Science & Technology

Bend-It-Like-Beckham Bots

Teaching robots to play soccer helps train them for useful jobs.

Three small humanoid robots play soccer on a miniature green turf field with white markings and a small goal in the background.

RoboCup has a formidable goal: create soccer-playing robots capable of beating the World Cup champions by 2050. Rachel Robey

To Josiah Hanna, a researcher in robotics and artificial intelligence, the world is like soccer: it’s dynamic, it’s fast paced, and there’s too much going on to process everything at once. That’s what makes the popular game the ideal forum for training his intelligent robots of the future — droids capable of reasoning, decision-making, and bending it like Beckham.

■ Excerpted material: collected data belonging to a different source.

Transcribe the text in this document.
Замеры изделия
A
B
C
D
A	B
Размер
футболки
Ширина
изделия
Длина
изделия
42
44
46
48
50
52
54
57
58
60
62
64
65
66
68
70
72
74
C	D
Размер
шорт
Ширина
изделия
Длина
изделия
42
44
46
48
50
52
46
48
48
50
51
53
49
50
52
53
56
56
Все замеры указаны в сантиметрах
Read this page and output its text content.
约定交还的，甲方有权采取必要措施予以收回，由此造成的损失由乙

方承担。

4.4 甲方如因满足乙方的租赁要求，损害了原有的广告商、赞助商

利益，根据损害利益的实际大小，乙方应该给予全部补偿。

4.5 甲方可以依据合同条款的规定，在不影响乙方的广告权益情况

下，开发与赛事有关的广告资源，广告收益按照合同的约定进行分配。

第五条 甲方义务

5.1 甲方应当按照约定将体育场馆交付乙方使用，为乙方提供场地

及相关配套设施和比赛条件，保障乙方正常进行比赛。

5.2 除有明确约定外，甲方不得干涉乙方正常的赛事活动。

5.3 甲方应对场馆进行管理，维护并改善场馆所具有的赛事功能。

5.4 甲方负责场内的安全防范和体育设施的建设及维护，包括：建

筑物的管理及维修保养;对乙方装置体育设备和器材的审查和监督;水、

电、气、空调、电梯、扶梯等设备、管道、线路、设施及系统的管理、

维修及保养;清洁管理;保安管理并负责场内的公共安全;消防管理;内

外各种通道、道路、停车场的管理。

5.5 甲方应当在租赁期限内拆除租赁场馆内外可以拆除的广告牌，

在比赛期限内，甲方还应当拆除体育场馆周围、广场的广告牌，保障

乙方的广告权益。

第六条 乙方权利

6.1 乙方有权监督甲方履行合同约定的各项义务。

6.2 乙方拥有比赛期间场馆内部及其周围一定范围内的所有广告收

In Hanna’s lab, one of the more popular undergraduate research projects is participating in a team that competes annually at RoboCup, a robot soccer tournament that brings international researchers together to promote research. At its founding in 1997, RoboCup pledged a formidable goal: create soccer-playing robots capable of beating the World Cup champions by 2050. It’s been an effective driver for public interest in robotics.

“Games are one of the first things humans learn to do. They’re where we first develop skills that will serve us for the rest of our lives,” says Hanna, an assistant professor of computer sciences in the university’s forthcoming College of Computing and Artificial Intelligence, launching July 1. Plenty of intelligent animals learn through play, from human children to orca calves to fledgling crows. Hanna’s lab borrows this approach for training intelligent nonlife, hypothesizing that teaching robots to play soccer is a gateway to teaching them other things. “As we push the boundaries of artificial intelligence, it makes sense to use games as a test bed.”

Hanna says that robots have the potential to aid humanity by filling positions in industries where there aren’t enough people to take on all the open jobs. Researchers refer to the “Three D’s of Robotics” to encompass the kinds of work that robots are best suited for: dull, dirty, and dangerous.

First the robots beat the World Cup champions, Hanna says, and then they revolutionize disaster response and rescue operations. Or fight wildfires. Or any number of scenarios in which the “robot is faced with uncertainty about the true state of the world and must make decisions quickly.”

In the meantime, robot-soccer fantasy league, anyone?